Study On The Influence Of Atmospheric Turbulence To The BER Of Wireless Optical Communication

On the basis of the Rytov approximation and Markov approximation methods for optical wave propagation through random medium, with considering the inner-scale and outer-scale of turbulence, the characteristics of the scintillation and beam spreading for Gaussian beam are analyzed in turbulence regimes from weak to strong, respectively. The analytic expressions of the scintillation index and long-term optical-beam spreading radius, derived by different methods, are calculated and compared in this paper. Then, the influences of these turbulence effects on the error performance of the wireless optical communication systems employing On-Off Keying (OOK), subcarrier phase-shift keying (PSK) and subcarrier differential phase shift keying (DPSK) modulations are discussed. Finally, according to the incoherent superposition method and the fundamental theory for turbulence scintillation, the scintillation and beam spreading problems for the partially coherent Gaussian-Schell Model (GSM) beam are studied, and the scintillation index and mean squared width of GSM beam in turbulent atmosphere are derived. The technical feasibility of using partially coherent beam source to reduce the impact of atmospheric turbulence and improve the performance of optical communication systems is discussed.
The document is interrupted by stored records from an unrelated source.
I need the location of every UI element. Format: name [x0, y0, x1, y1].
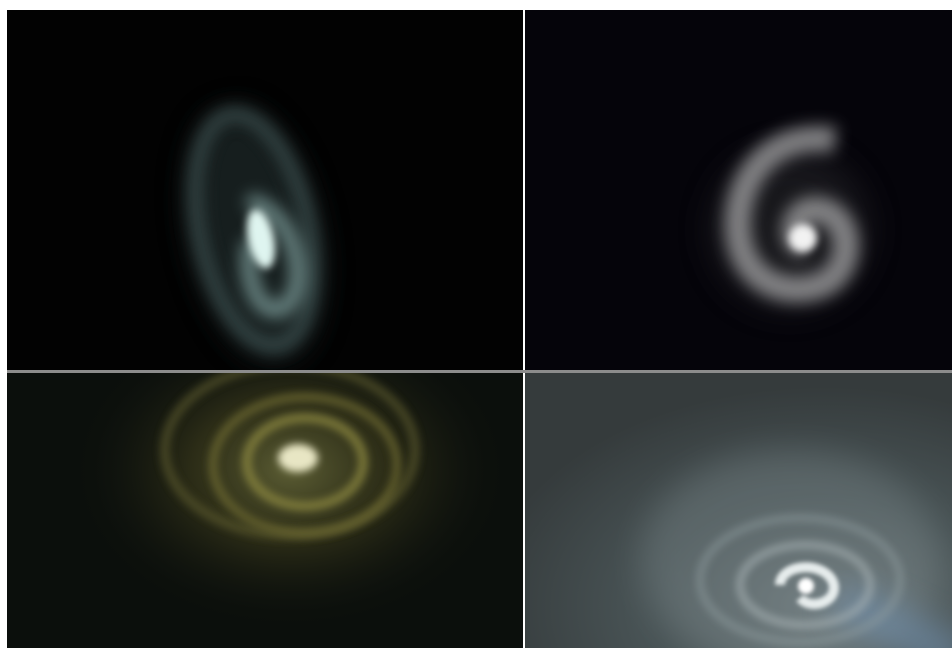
- photo-bottom-right: [525, 373, 952, 648]
- photo-collage: [0, 0, 952, 648]
- photo-top-right: [525, 10, 952, 370]
- page: (() => { const data = JSON.parse(documen…: [0, 0, 952, 648]
- photo-top-left: [7, 10, 523, 373]
- separator: [7, 370, 952, 373]
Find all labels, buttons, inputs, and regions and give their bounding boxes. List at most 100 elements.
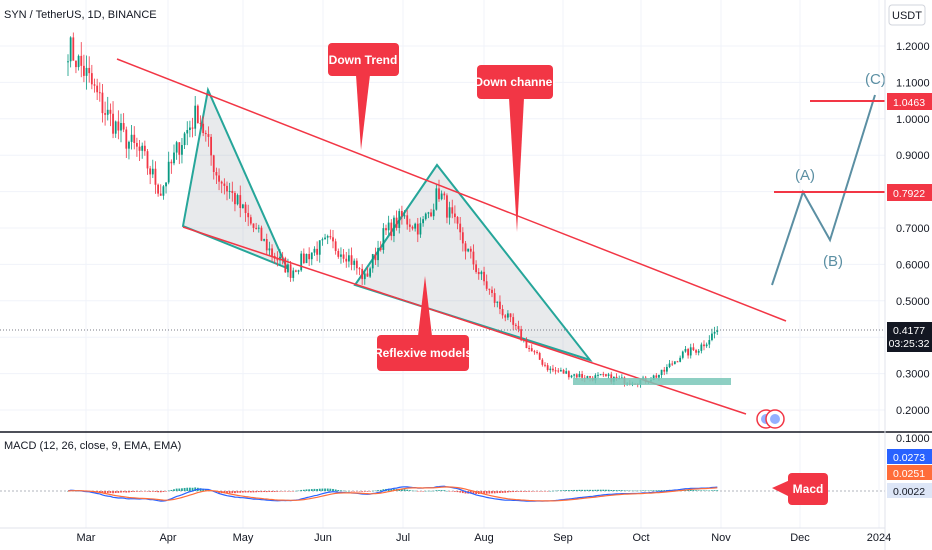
macd-histogram-bar: [517, 491, 520, 492]
candle: [321, 237, 324, 246]
macd-histogram-bar: [263, 491, 265, 493]
candle: [395, 210, 398, 231]
time-axis[interactable]: Mar Apr May Jun Jul Aug Sep Oct Nov Dec 2024: [0, 527, 891, 544]
macd-histogram-bar: [260, 491, 263, 493]
candle: [239, 185, 242, 218]
tag-last-price-label: 0.4177: [893, 325, 925, 337]
time-tick-label: Aug: [474, 532, 494, 544]
candle: [689, 343, 692, 359]
macd-histogram-bar: [631, 490, 634, 492]
candle: [133, 126, 136, 150]
macd-histogram-bar: [427, 490, 430, 492]
candle: [252, 223, 255, 233]
candle: [67, 54, 69, 76]
candle: [711, 328, 713, 342]
macd-histogram-bar: [125, 491, 128, 493]
candle: [196, 104, 199, 124]
macd-histogram-bar: [655, 490, 658, 491]
tag-target-a-label: 0.7922: [893, 188, 925, 200]
macd-histogram-bar: [257, 491, 260, 493]
macd-histogram-bar: [157, 491, 159, 493]
candle: [443, 191, 446, 200]
candle: [448, 201, 451, 225]
candle: [374, 247, 377, 266]
macd-histogram-bar: [552, 490, 554, 492]
macd-histogram-bar: [268, 491, 271, 492]
candle: [684, 345, 687, 353]
macd-histogram-bar: [438, 490, 440, 491]
macd-histogram-bar: [591, 489, 594, 491]
macd-histogram-bar: [302, 489, 305, 491]
tag-macd-histogram-label: 0.0022: [893, 486, 925, 498]
signal-line: [67, 486, 718, 502]
macd-histogram-bar: [109, 491, 112, 493]
candle: [218, 168, 220, 191]
macd-histogram-bar: [374, 490, 377, 492]
candle: [419, 217, 422, 238]
candle: [597, 372, 599, 379]
macd-histogram-bar: [650, 490, 652, 491]
candle: [194, 96, 197, 137]
currency-button[interactable]: USDT: [888, 4, 926, 26]
macd-histogram-bar: [98, 491, 101, 493]
candle: [477, 268, 480, 280]
macd-histogram-bar: [363, 491, 366, 492]
macd-histogram-bar: [636, 490, 639, 492]
candle: [605, 373, 607, 377]
tag-macd-signal: 0.0273: [887, 449, 932, 464]
macd-histogram-bar: [695, 490, 697, 491]
candle: [440, 190, 443, 201]
macd-histogram-bar: [310, 489, 313, 491]
macd-histogram-bar: [501, 491, 504, 493]
macd-histogram-bar: [130, 491, 133, 492]
candle: [660, 369, 663, 379]
candle: [109, 103, 112, 127]
candle: [329, 229, 332, 240]
candle: [342, 249, 345, 263]
price-tick-label: 1.1000: [896, 77, 930, 89]
candle: [265, 233, 268, 255]
candle: [310, 252, 313, 266]
macd-histogram-bar: [162, 491, 165, 492]
macd-histogram-bar: [128, 491, 130, 493]
macd-histogram-bar: [244, 491, 247, 493]
candle: [485, 274, 488, 291]
macd-histogram-bar: [575, 489, 578, 491]
candle: [464, 240, 467, 260]
candle: [385, 224, 387, 236]
macd-histogram-bar: [340, 490, 342, 491]
dividend-badge-icon[interactable]: [756, 409, 785, 429]
macd-histogram-bar: [308, 489, 311, 491]
candle: [456, 215, 459, 230]
macd-histogram-bar: [663, 490, 666, 491]
candle: [533, 349, 536, 355]
candle: [509, 313, 512, 323]
macd-histogram-bar: [369, 491, 371, 492]
macd-histogram-bar: [546, 491, 549, 492]
candle: [525, 337, 528, 349]
candle: [297, 269, 300, 275]
macd-histogram-bar: [178, 488, 181, 491]
candle: [668, 360, 671, 369]
macd-histogram-bar: [599, 489, 602, 491]
macd-histogram-bar: [287, 491, 289, 492]
macd-histogram-bar: [703, 490, 705, 491]
macd-histogram-bar: [189, 487, 191, 491]
candle: [151, 159, 154, 179]
macd-histogram-bar: [273, 491, 276, 492]
macd-histogram-bar: [122, 491, 125, 493]
candle: [562, 368, 565, 374]
candle: [223, 178, 226, 195]
candle: [98, 82, 101, 102]
symbol-title[interactable]: SYN / TetherUS, 1D, BINANCE: [4, 9, 157, 21]
price-axis[interactable]: 1.20001.10001.00000.90000.80000.70000.60…: [884, 0, 932, 550]
candle: [472, 244, 475, 270]
macd-histogram-bar: [507, 491, 509, 493]
tag-macd-value-label: 0.0251: [893, 468, 925, 480]
macd-histogram-bar: [101, 491, 104, 493]
candle: [104, 101, 106, 126]
macd-histogram-bar: [112, 491, 114, 494]
callout-down-trend: Down Trend: [328, 43, 399, 150]
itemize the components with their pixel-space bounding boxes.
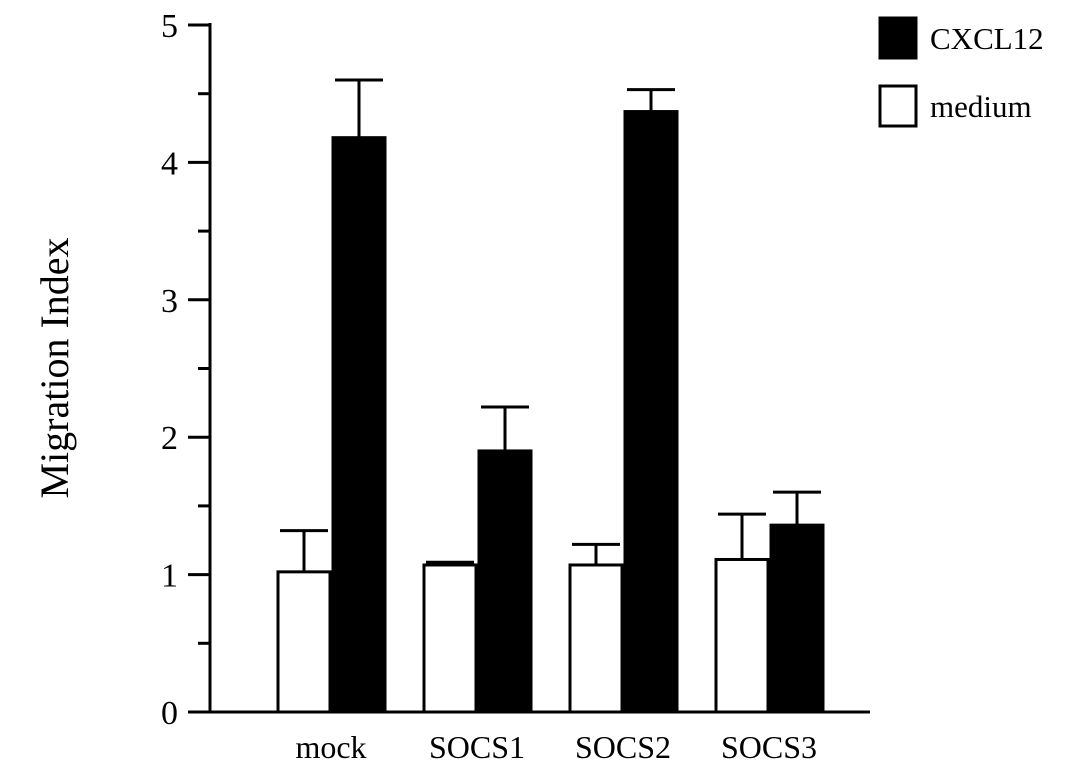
y-tick-label: 1 bbox=[161, 558, 178, 595]
bar-cxcl12-socs3 bbox=[771, 525, 823, 712]
y-tick-label: 0 bbox=[161, 695, 178, 732]
bar-cxcl12-socs1 bbox=[479, 451, 531, 712]
bar-cxcl12-socs2 bbox=[625, 112, 677, 712]
legend-swatch-medium bbox=[880, 86, 916, 126]
bar-medium-socs3 bbox=[716, 559, 768, 712]
x-tick-label: SOCS2 bbox=[575, 729, 671, 765]
bar-medium-socs2 bbox=[570, 565, 622, 712]
y-tick-label: 5 bbox=[161, 8, 178, 45]
plot-area: 0 1 2 3 4 5 mock SOCS1 SOCS2 SOCS3 bbox=[161, 8, 870, 765]
x-tick-label: SOCS3 bbox=[721, 729, 817, 765]
y-tick-label: 3 bbox=[161, 283, 178, 320]
legend-swatch-cxcl12 bbox=[880, 18, 916, 58]
y-tick-label: 2 bbox=[161, 420, 178, 457]
bar-medium-socs1 bbox=[424, 565, 476, 712]
bar-cxcl12-mock bbox=[333, 138, 385, 712]
x-tick-label: mock bbox=[295, 729, 366, 765]
x-tick-label: SOCS1 bbox=[429, 729, 525, 765]
legend-label-medium: medium bbox=[930, 89, 1032, 124]
y-axis-label: Migration Index bbox=[32, 237, 77, 498]
bar-medium-mock bbox=[278, 572, 330, 712]
legend: CXCL12 medium bbox=[880, 18, 1044, 126]
legend-label-cxcl12: CXCL12 bbox=[930, 21, 1044, 56]
y-tick-label: 4 bbox=[161, 145, 178, 182]
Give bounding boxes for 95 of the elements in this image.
The results show that irradiance fluctuations can be significantly reduced by using a partially coherent source beam in the weak fluctuation regime. With taking into account the influence of scintillation effect, the subcarrier DPSK modulation is superior to the OOK and subcarrier PSK modulations in optical communication system applications. Therefore, the optical communication systems performance in atmosphere optical channels can be improved by using a partially coherent laser beam source, a larger system receiving aperture, or appropriate modulation and demodulation means. These studies have great academic significance and practical values in the development and application of wireless optical communication systems.